Par Caroline Rodgers le 18 avril 2018

Samy Moussa, compositeur et chef d'orchestre. (Crédit: Harald Hoffmann/Durand-Salabert-Eschig, Paris.
Samy Moussa, compositeur et chef d’orchestre. (Crédit: Harald Hoffmann/Durand-Salabert-Eschig, Paris.

 

Parce que les compositeurs sont avant tout des créateurs, il est intéressant de les rencontrer dans des lieux où la création est mise en valeur, par exemple, les musées, pour apprendre à mieux les connaître. C’était donc au tour de Samy Moussa, compositeur et chef d’orchestre de 33 ans dont le Concerto pour quatuor à cordes et orchestre sera créé vendredi soir par l’Orchestre Métropolitain et le Quatuor Molinari, de visiter un musée en ma compagnie cette semaine. Nous avons visité le Musée des beaux-arts de Montréal, parlé des vanités – et non de « la » vanité – de son quatuor et de bien d’autres choses.

Premier constat: Samy est un homme qui a des goûts très précis.
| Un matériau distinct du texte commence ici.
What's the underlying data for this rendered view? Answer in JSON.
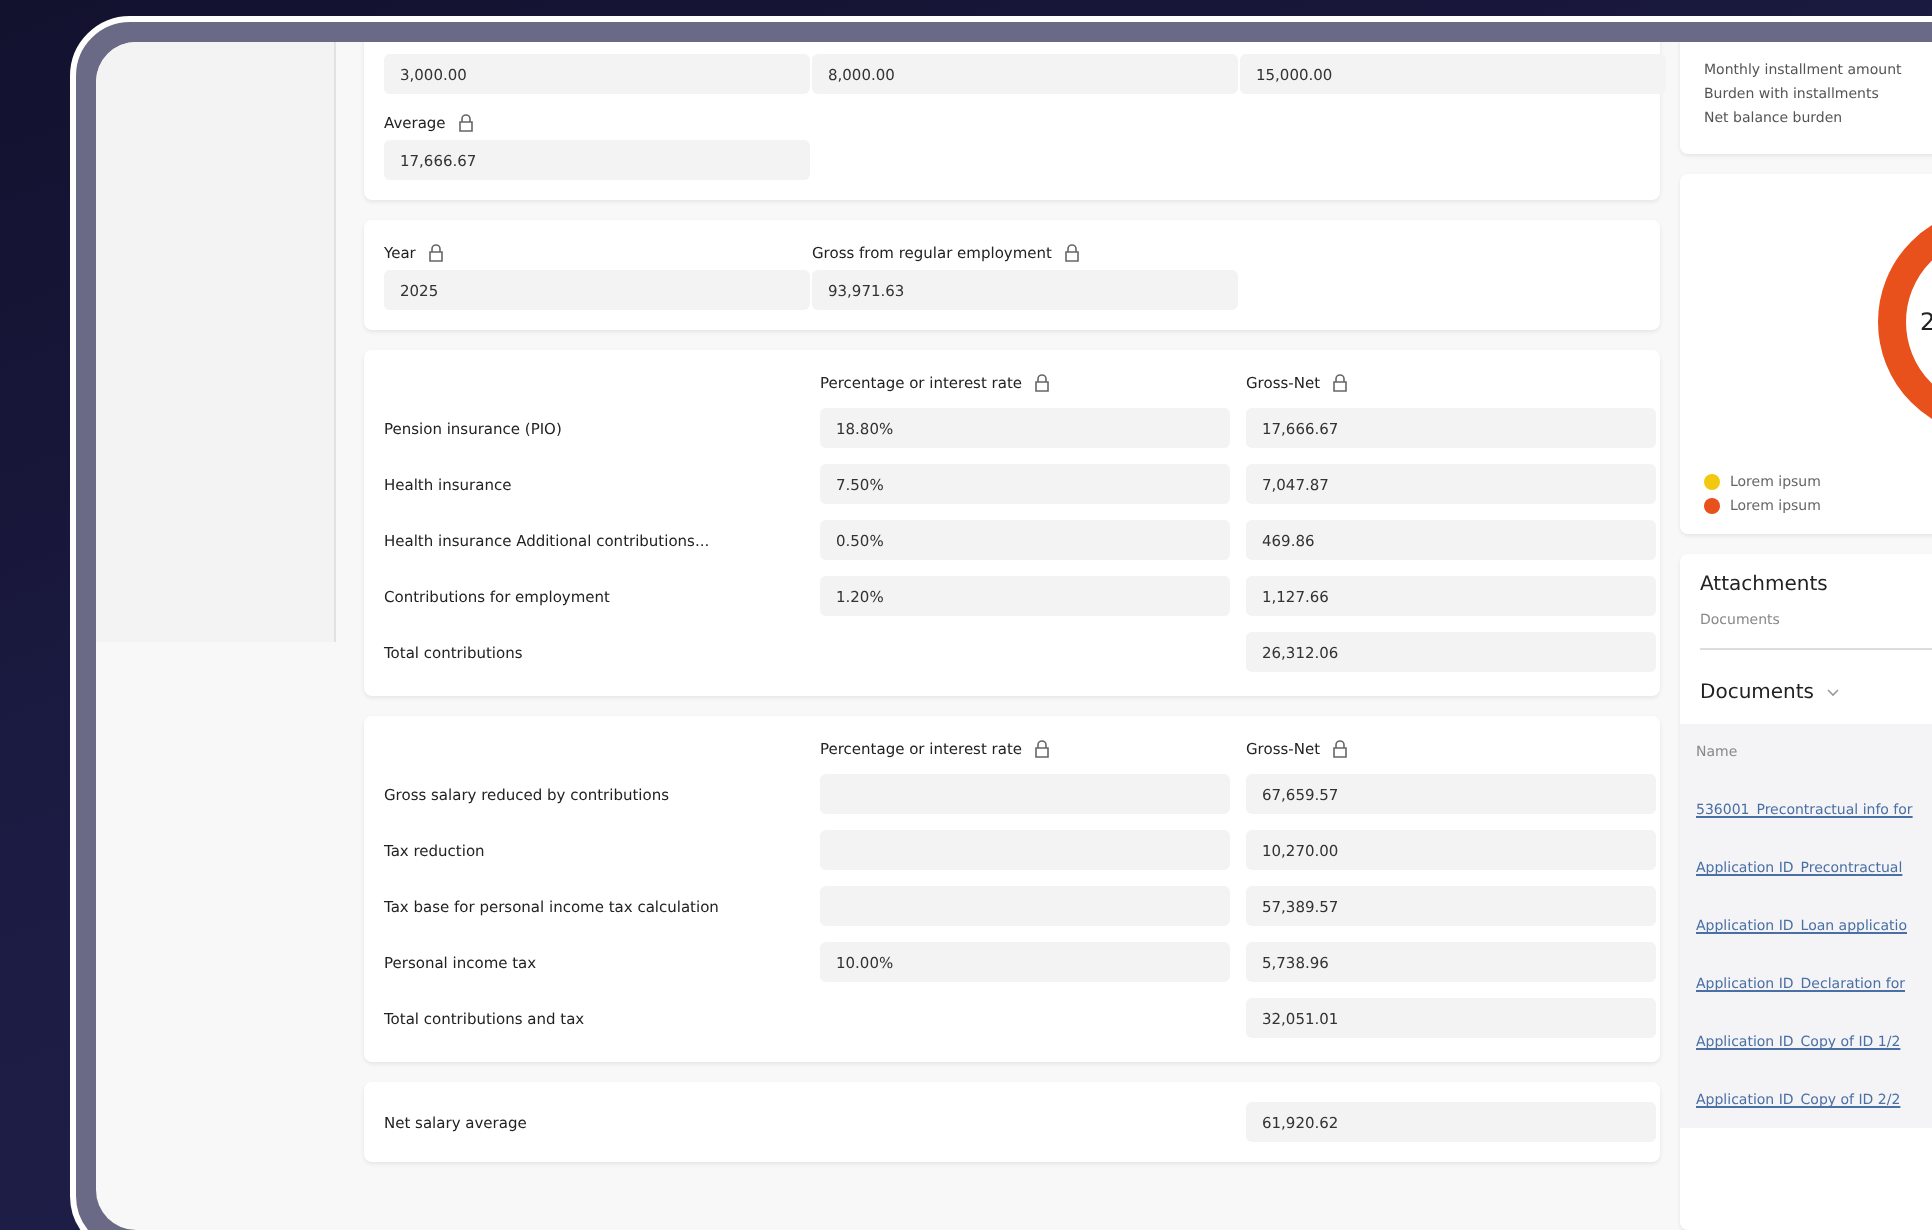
{
  "income": {
    "values": [
      "3,000.00",
      "8,000.00",
      "15,000.00"
    ],
    "average": {
      "label": "Average",
      "value": "17,666.67"
    }
  },
  "year_card": {
    "fields": [
      {
        "label": "Year",
        "value": "2025"
      },
      {
        "label": "Gross from regular employment",
        "value": "93,971.63"
      }
    ]
  },
  "tables": [
    {
      "columns": [
        "Percentage or interest rate",
        "Gross-Net"
      ],
      "rows": [
        {
          "kind": "rate",
          "label": "Pension insurance (PIO)",
          "rate": "18.80%",
          "amount": "17,666.67"
        },
        {
          "kind": "rate",
          "label": "Health insurance",
          "rate": "7.50%",
          "amount": "7,047.87"
        },
        {
          "kind": "rate",
          "label": "Health insurance Additional contributions...",
          "rate": "0.50%",
          "amount": "469.86"
        },
        {
          "kind": "rate",
          "label": "Contributions for employment",
          "rate": "1.20%",
          "amount": "1,127.66"
        },
        {
          "kind": "total",
          "label": "Total contributions",
          "amount": "26,312.06"
        }
      ]
    },
    {
      "columns": [
        "Percentage or interest rate",
        "Gross-Net"
      ],
      "rows": [
        {
          "kind": "blank",
          "label": "Gross salary reduced by contributions",
          "amount": "67,659.57"
        },
        {
          "kind": "blank",
          "label": "Tax reduction",
          "amount": "10,270.00"
        },
        {
          "kind": "blank",
          "label": "Tax base for personal income tax calculation",
          "amount": "57,389.57"
        },
        {
          "kind": "rate",
          "label": "Personal income tax",
          "rate": "10.00%",
          "amount": "5,738.96"
        },
        {
          "kind": "total",
          "label": "Total contributions and tax",
          "amount": "32,051.01"
        }
      ]
    }
  ],
  "net": {
    "label": "Net salary average",
    "value": "61,920.62"
  },
  "installments": [
    "Monthly installment amount",
    "Burden with installments",
    "Net balance burden"
  ],
  "donut": {
    "center": "2",
    "legend": [
      {
        "label": "Lorem ipsum",
        "color": "#f2c811"
      },
      {
        "label": "Lorem ipsum",
        "color": "#e8501c"
      }
    ]
  },
  "attachments": {
    "title": "Attachments",
    "subtitle": "Documents",
    "section": "Documents",
    "column": "Name",
    "links": [
      "536001_Precontractual info for",
      "Application ID_Precontractual",
      "Application ID_Loan applicatio",
      "Application ID_Declaration for",
      "Application ID_Copy of ID 1/2",
      "Application ID_Copy of ID 2/2"
    ]
  }
}
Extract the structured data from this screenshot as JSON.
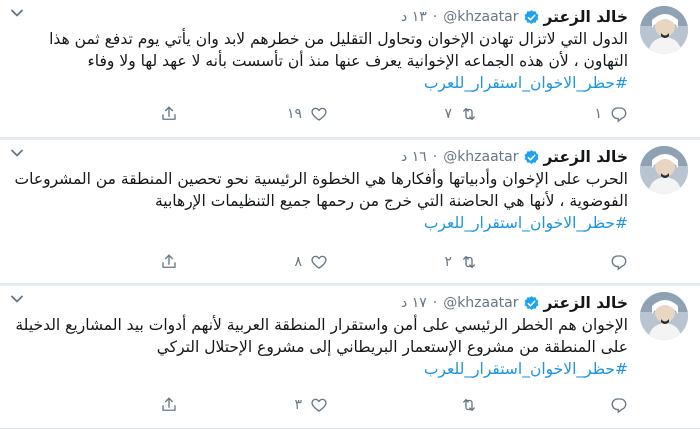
{
  "tweets": [
    {
      "author_name": "خالد الزعتر",
      "handle": "@khzaatar",
      "separator": "·",
      "time": "١٣ د",
      "text": "الدول التي لاتزال تهادن الإخوان وتحاول التقليل من خطرهم لابد وان يأتي يوم تدفع ثمن هذا التهاون ، لأن هذه الجماعه الإخوانية يعرف عنها منذ أن تأسست بأنه لا عهد لها ولا وفاء",
      "hashtag": "#حظر_الاخوان_استقرار_للعرب",
      "replies": "١",
      "retweets": "٧",
      "likes": "١٩"
    },
    {
      "author_name": "خالد الزعتر",
      "handle": "@khzaatar",
      "separator": "·",
      "time": "١٦ د",
      "text": "الحرب على الإخوان وأدبياتها وأفكارها هي الخطوة الرئيسية نحو تحصين المنطقة من المشروعات الفوضوية ، لأنها هي الحاضنة التي خرج من رحمها جميع التنظيمات الإرهابية",
      "hashtag": "#حظر_الاخوان_استقرار_للعرب",
      "replies": "",
      "retweets": "٢",
      "likes": "٨"
    },
    {
      "author_name": "خالد الزعتر",
      "handle": "@khzaatar",
      "separator": "·",
      "time": "١٧ د",
      "text": "الإخوان هم الخطر الرئيسي على أمن واستقرار المنطقة العربية لأنهم أدوات بيد المشاريع الدخيلة على المنطقة من مشروع الإستعمار البريطاني إلى مشروع الإحتلال التركي",
      "hashtag": "#حظر_الاخوان_استقرار_للعرب",
      "replies": "",
      "retweets": "",
      "likes": "٣"
    }
  ],
  "icons": {
    "verified": "verified-badge-icon",
    "caret": "chevron-down-icon",
    "reply": "reply-icon",
    "retweet": "retweet-icon",
    "like": "heart-icon",
    "share": "share-icon"
  },
  "colors": {
    "link": "#1b95e0",
    "verified": "#1da1f2",
    "muted": "#657786",
    "text": "#14171a"
  }
}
Nous nous dirigeons donc assez rapidement vers le 3e étage du nouveau Pavillon pour la Paix Michal et Renata Hornstein, qui est dédié au Siècle d’or en Hollande et en Flandres, dans une section appelée « Cabinet de curiosité ».

« J’aime bien, moi-même, collectionner divers objets que je trouve, notamment en voyage, raconte le compositeur. J’adore visiter, entre autres, les endroits désertiques aux États-Unis, comme Death Valley, l’Arizona, le Texas. Je suis en train de me faire un petit cabinet de curiosités chez moi, avec des trucs que je ramasse. »

Chez lui, pour le moment, c’est à Berlin. Auparavant, il a vécu à Montréal, Munich et Rome. Il vient au Québec trois ou quatre fois par an. La semaine prochaine, il sera à New York. Véritable cosmopolite, Samy Moussa voyage sans doute plus que la moyenne des compositeurs québécois, mais il considère comme sa maison l’endroit où sont rangés ses livres. Récemment lauréat d’une bourse de l’Académie d’Allemagne à Rome, il ira passer un an dans cette ville pour travailler à la Villa Massimo.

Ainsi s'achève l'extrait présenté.